Stabilisation and safe transfer
People with acute aortic dissection require critical care support both before and after surgery. Transfer to an aortic centre is ideally provided by an Adult Critical Care Transfer Service (ACCTS):
- In the South West a 24/7 service is provided by RETRIEVE
- In South Central the RESCUE transfer service is more limited (daytime).
- There is currently no South East ACCTS service.
See: Safe Transfer of People with Acute Aortic Dissection (aAD)
Coordination of care through regional Multi-Disciplinary Team Meetings (MDTs)
MDTs to be quorate will have representation from cardiac surgery, vascular surgery, radiology, cardiology and/or genetic service and a dedicated coordinator.
They will meet at least monthly and all patients with acute aortic dissection will be discussed, as will people with chronic aortic dissection and concern regarding rupture.
Timely and reliable image transfer
Radiology services in the regions have been asked to implement a standard operating procedure (SOP) for the immediate transfer of CT images to their local aortic centre for any patient diagnosed with an acute aortic dissection.
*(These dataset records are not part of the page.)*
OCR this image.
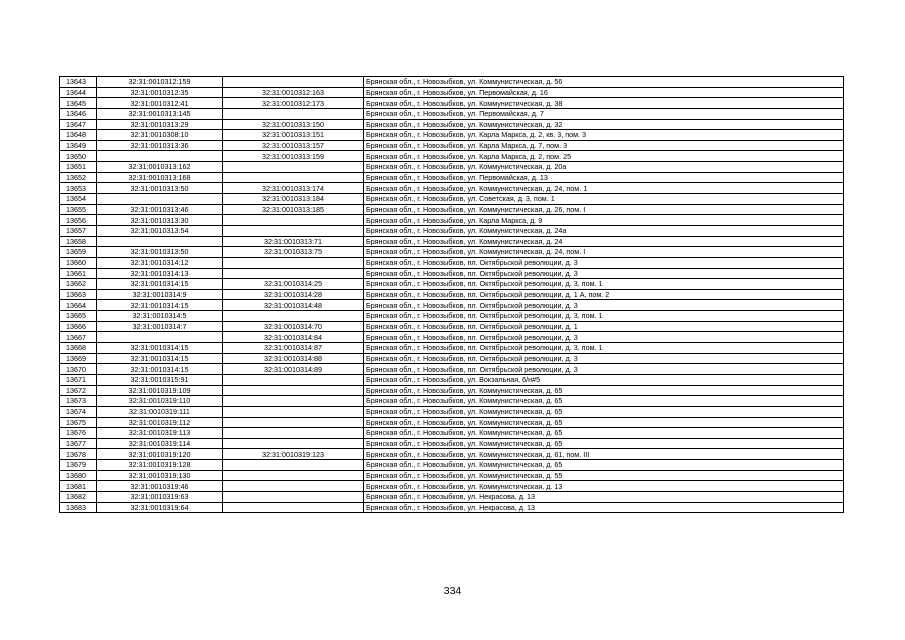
13643	32:31:0010312:159		Брянская обл., г. Новозыбков, ул. Коммунистическая, д. 56
13644	32:31:0010312:35	32:31:0010312:163	Брянская обл., г. Новозыбков, ул. Первомайская, д. 16
13645	32:31:0010312:41	32:31:0010312:173	Брянская обл., г. Новозыбков, ул. Коммунистическая, д. 38
13646	32:31:0010313:145		Брянская обл., г. Новозыбков, ул. Первомайская, д. 7
13647	32:31:0010313:29	32:31:0010313:150	Брянская обл., г. Новозыбков, ул. Коммунистическая, д. 32
13648	32:31:0010308:10	32:31:0010313:151	Брянская обл., г. Новозыбков, ул. Карла Маркса, д. 2, кв. 3, пом. 3
13649	32:31:0010313:36	32:31:0010313:157	Брянская обл., г. Новозыбков, ул. Карла Маркса, д. 7, пом. 3
13650		32:31:0010313:159	Брянская обл., г. Новозыбков, ул. Карла Маркса, д. 2, пом. 25
13651	32:31:0010313:162		Брянская обл., г. Новозыбков, ул. Коммунистическая, д. 20а
13652	32:31:0010313:168		Брянская обл., г. Новозыбков, ул. Первомайская, д. 13
13653	32:31:0010313:50	32:31:0010313:174	Брянская обл., г. Новозыбков, ул. Коммунистическая, д. 24, пом. 1
13654		32:31:0010313:184	Брянская обл., г. Новозыбков, ул. Советская, д. 3, пом. 1
13655	32:31:0010313:46	32:31:0010313:185	Брянская обл., г. Новозыбков, ул. Коммунистическая, д. 26, пом. I
13656	32:31:0010313:30		Брянская обл., г. Новозыбков, ул. Карла Маркса, д. 9
13657	32:31:0010313:54		Брянская обл., г. Новозыбков, ул. Коммунистическая, д. 24а
13658		32:31:0010313:71	Брянская обл., г. Новозыбков, ул. Коммунистическая, д. 24
13659	32:31:0010313:50	32:31:0010313:75	Брянская обл., г. Новозыбков, ул. Коммунистическая, д. 24, пом. I
13660	32:31:0010314:12		Брянская обл., г. Новозыбков, пл. Октябрьской революции, д. 3
13661	32:31:0010314:13		Брянская обл., г. Новозыбков, пл. Октябрьской революции, д. 3
13662	32:31:0010314:15	32:31:0010314:25	Брянская обл., г. Новозыбков, пл. Октябрьской революции, д. 3, пом. 1
13663	32:31:0010314:9	32:31:0010314:28	Брянская обл., г. Новозыбков, пл. Октябрьской революции, д. 1 А, пом. 2
13664	32:31:0010314:15	32:31:0010314:48	Брянская обл., г. Новозыбков, пл. Октябрьской революции, д. 3
13665	32:31:0010314:5		Брянская обл., г. Новозыбков, пл. Октябрьской революции, д. 3, пом. 1
13666	32:31:0010314:7	32:31:0010314:70	Брянская обл., г. Новозыбков, пл. Октябрьской революции, д. 1
13667		32:31:0010314:84	Брянская обл., г. Новозыбков, пл. Октябрьской революции, д. 3
13668	32:31:0010314:15	32:31:0010314:87	Брянская обл., г. Новозыбков, пл. Октябрьской революции, д. 3, пом. 1
13669	32:31:0010314:15	32:31:0010314:88	Брянская обл., г. Новозыбков, пл. Октябрьской революции, д. 3
13670	32:31:0010314:15	32:31:0010314:89	Брянская обл., г. Новозыбков, пл. Октябрьской революции, д. 3
13671	32:31:0010315:91		Брянская обл., г. Новозыбков, ул. Вокзальная, 6/н#5
13672	32:31:0010319:109		Брянская обл., г. Новозыбков, ул. Коммунистическая, д. 65
13673	32:31:0010319:110		Брянская обл., г. Новозыбков, ул. Коммунистическая, д. 65
13674	32:31:0010319:111		Брянская обл., г. Новозыбков, ул. Коммунистическая, д. 65
13675	32:31:0010319:112		Брянская обл., г. Новозыбков, ул. Коммунистическая, д. 65
13676	32:31:0010319:113		Брянская обл., г. Новозыбков, ул. Коммунистическая, д. 65
13677	32:31:0010319:114		Брянская обл., г. Новозыбков, ул. Коммунистическая, д. 65
13678	32:31:0010319:120	32:31:0010319:123	Брянская обл., г. Новозыбков, ул. Коммунистическая, д. 61, пом. III
13679	32:31:0010319:128		Брянская обл., г. Новозыбков, ул. Коммунистическая, д. 65
13680	32:31:0010319:130		Брянская обл., г. Новозыбков, ул. Коммунистическая, д. 55
13681	32:31:0010319:46		Брянская обл., г. Новозыбков, ул. Коммунистическая, д. 13
13682	32:31:0010319:63		Брянская обл., г. Новозыбков, ул. Некрасова, д. 13
13683	32:31:0010319:64		Брянская обл., г. Новозыбков, ул. Некрасова, д. 13
334
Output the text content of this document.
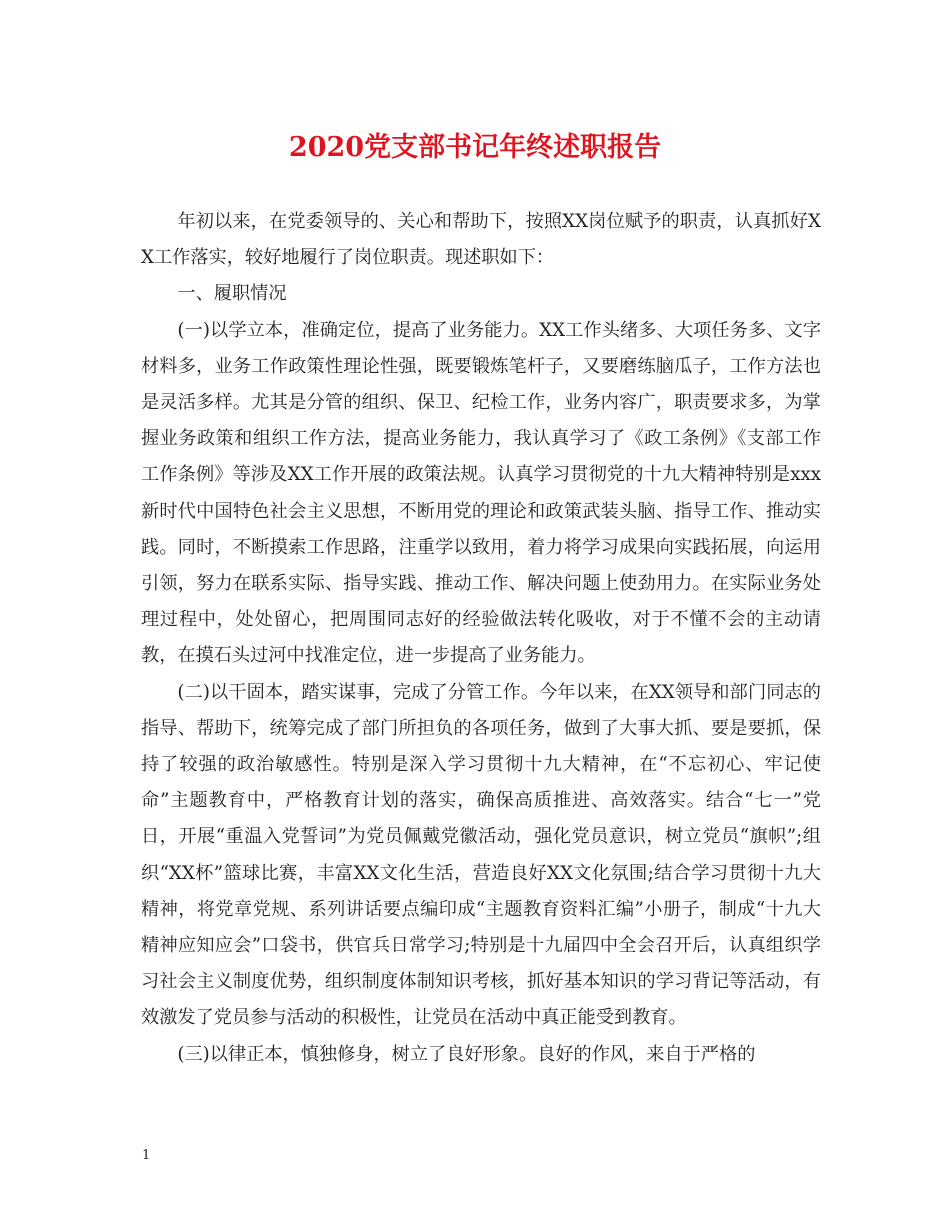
2020党支部书记年终述职报告

年初以来，在党委领导的、关心和帮助下，按照XX岗位赋予的职责，认真抓好XX工作落实，较好地履行了岗位职责。现述职如下：

一、履职情况

(一)以学立本，准确定位，提高了业务能力。XX工作头绪多、大项任务多、文字材料多，业务工作政策性理论性强，既要锻炼笔杆子，又要磨练脑瓜子，工作方法也是灵活多样。尤其是分管的组织、保卫、纪检工作，业务内容广，职责要求多，为掌握业务政策和组织工作方法，提高业务能力，我认真学习了《政工条例》《支部工作工作条例》等涉及XX工作开展的政策法规。认真学习贯彻党的十九大精神特别是xxx新时代中国特色社会主义思想，不断用党的理论和政策武装头脑、指导工作、推动实践。同时，不断摸索工作思路，注重学以致用，着力将学习成果向实践拓展，向运用引领，努力在联系实际、指导实践、推动工作、解决问题上使劲用力。在实际业务处理过程中，处处留心，把周围同志好的经验做法转化吸收，对于不懂不会的主动请教，在摸石头过河中找准定位，进一步提高了业务能力。

(二)以干固本，踏实谋事，完成了分管工作。今年以来，在XX领导和部门同志的指导、帮助下，统筹完成了部门所担负的各项任务，做到了大事大抓、要是要抓，保持了较强的政治敏感性。特别是深入学习贯彻十九大精神，在“不忘初心、牢记使命”主题教育中，严格教育计划的落实，确保高质推进、高效落实。结合“七一”党日，开展“重温入党誓词”为党员佩戴党徽活动，强化党员意识，树立党员“旗帜”;组织“XX杯”篮球比赛，丰富XX文化生活，营造良好XX文化氛围;结合学习贯彻十九大精神，将党章党规、系列讲话要点编印成“主题教育资料汇编”小册子，制成“十九大精神应知应会”口袋书，供官兵日常学习;特别是十九届四中全会召开后，认真组织学习社会主义制度优势，组织制度体制知识考核，抓好基本知识的学习背记等活动，有效激发了党员参与活动的积极性，让党员在活动中真正能受到教育。

(三)以律正本，慎独修身，树立了良好形象。良好的作风，来自于严格的

1
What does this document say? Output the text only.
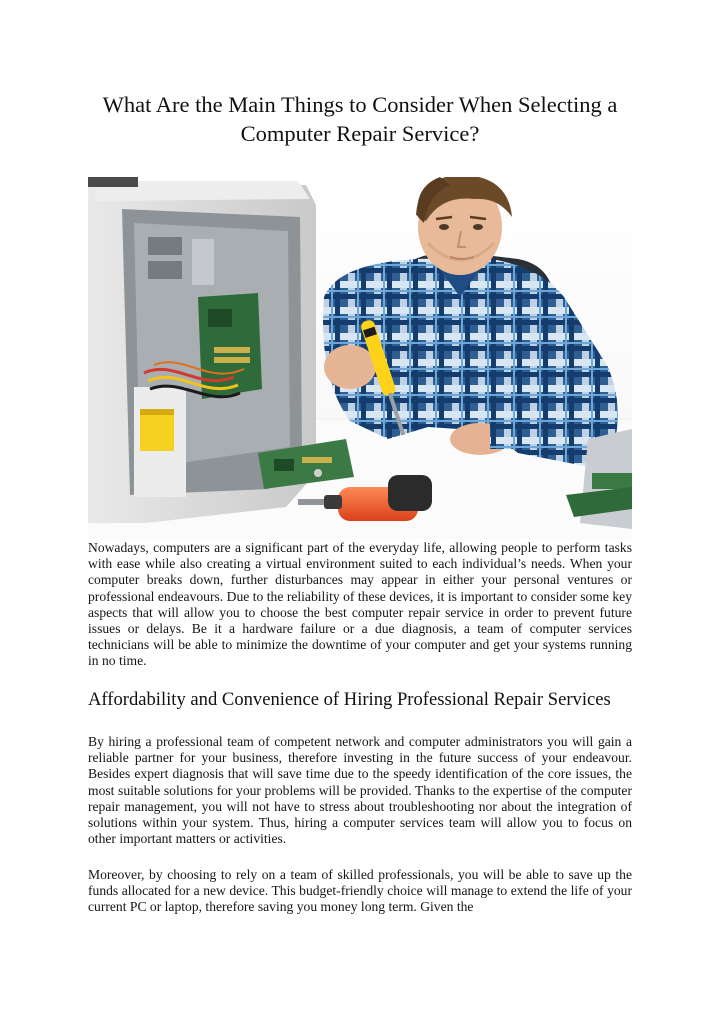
What Are the Main Things to Consider When Selecting a Computer Repair Service?

Nowadays, computers are a significant part of the everyday life, allowing people to perform tasks with ease while also creating a virtual environment suited to each individual’s needs. When your computer breaks down, further disturbances may appear in either your personal ventures or professional endeavours. Due to the reliability of these devices, it is important to consider some key aspects that will allow you to choose the best computer repair service in order to prevent future issues or delays. Be it a hardware failure or a due diagnosis, a team of computer services technicians will be able to minimize the downtime of your computer and get your systems running in no time.

Affordability and Convenience of Hiring Professional Repair Services

By hiring a professional team of competent network and computer administrators you will gain a reliable partner for your business, therefore investing in the future success of your endeavour. Besides expert diagnosis that will save time due to the speedy identification of the core issues, the most suitable solutions for your problems will be provided. Thanks to the expertise of the computer repair management, you will not have to stress about troubleshooting nor about the integration of solutions within your system. Thus, hiring a computer services team will allow you to focus on other important matters or activities.

Moreover, by choosing to rely on a team of skilled professionals, you will be able to save up the funds allocated for a new device. This budget-friendly choice will manage to extend the life of your current PC or laptop, therefore saving you money long term. Given the
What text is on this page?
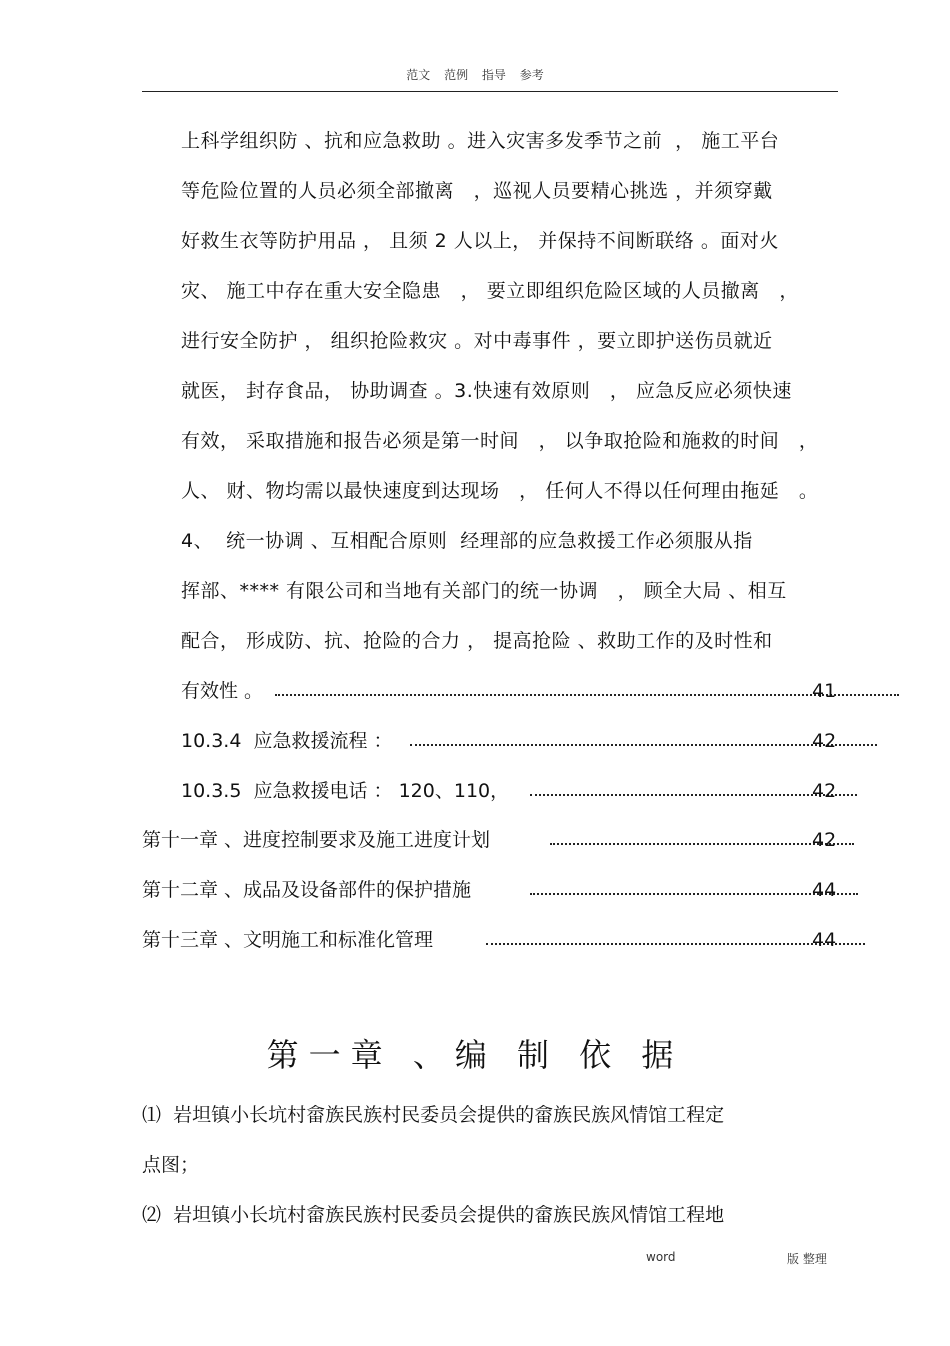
范文 范例 指导 参考
上科学组织防 、抗和应急救助 。进入灾害多发季节之前  ， 施工平台
等危险位置的人员必须全部撤离   ，巡视人员要精心挑选 ，并须穿戴
好救生衣等防护用品 ， 且须 2 人以上， 并保持不间断联络 。面对火
灾、 施工中存在重大安全隐患   ， 要立即组织危险区域的人员撤离   ，
进行安全防护 ， 组织抢险救灾 。对中毒事件 ，要立即护送伤员就近
就医， 封存食品， 协助调查 。3.快速有效原则   ， 应急反应必须快速
有效， 采取措施和报告必须是第一时间   ， 以争取抢险和施救的时间   ，
人、 财、物均需以最快速度到达现场   ， 任何人不得以任何理由拖延   。
4、  统一协调 、互相配合原则  经理部的应急救援工作必须服从指
挥部、**** 有限公司和当地有关部门的统一协调   ， 顾全大局 、相互
配合， 形成防、抗、抢险的合力 ， 提高抢险 、救助工作的及时性和
有效性 。	41
10.3.4  应急救援流程 ：	42
10.3.5  应急救援电话 ： 120、110，	42
第十一章 、进度控制要求及施工进度计划	42
第十二章 、成品及设备部件的保护措施	44
第十三章 、文明施工和标准化管理	44
第一章 、编 制 依 据
⑴  岩坦镇小长坑村畲族民族村民委员会提供的畲族民族风情馆工程定
点图；
⑵  岩坦镇小长坑村畲族民族村民委员会提供的畲族民族风情馆工程地
word	版 整理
Specialist treatment of all acute aortic dissections
People with Type A aortic dissection need to go immediately to surgery.
A small number of Type B patients require surgery (for rupture or malperfusion).
All acute aortic dissection patients who are surgical candidates require critical care management, and this is best provided in a specialist centre. This allows regular reassessment and access to intervention if there are signs of clinical or radiological deterioration.
Regional education programme
These web pages will be a primary source of educational resources developed by the network to learn about acute aortic dissection including information for patients and families. We have also included useful links to external resources.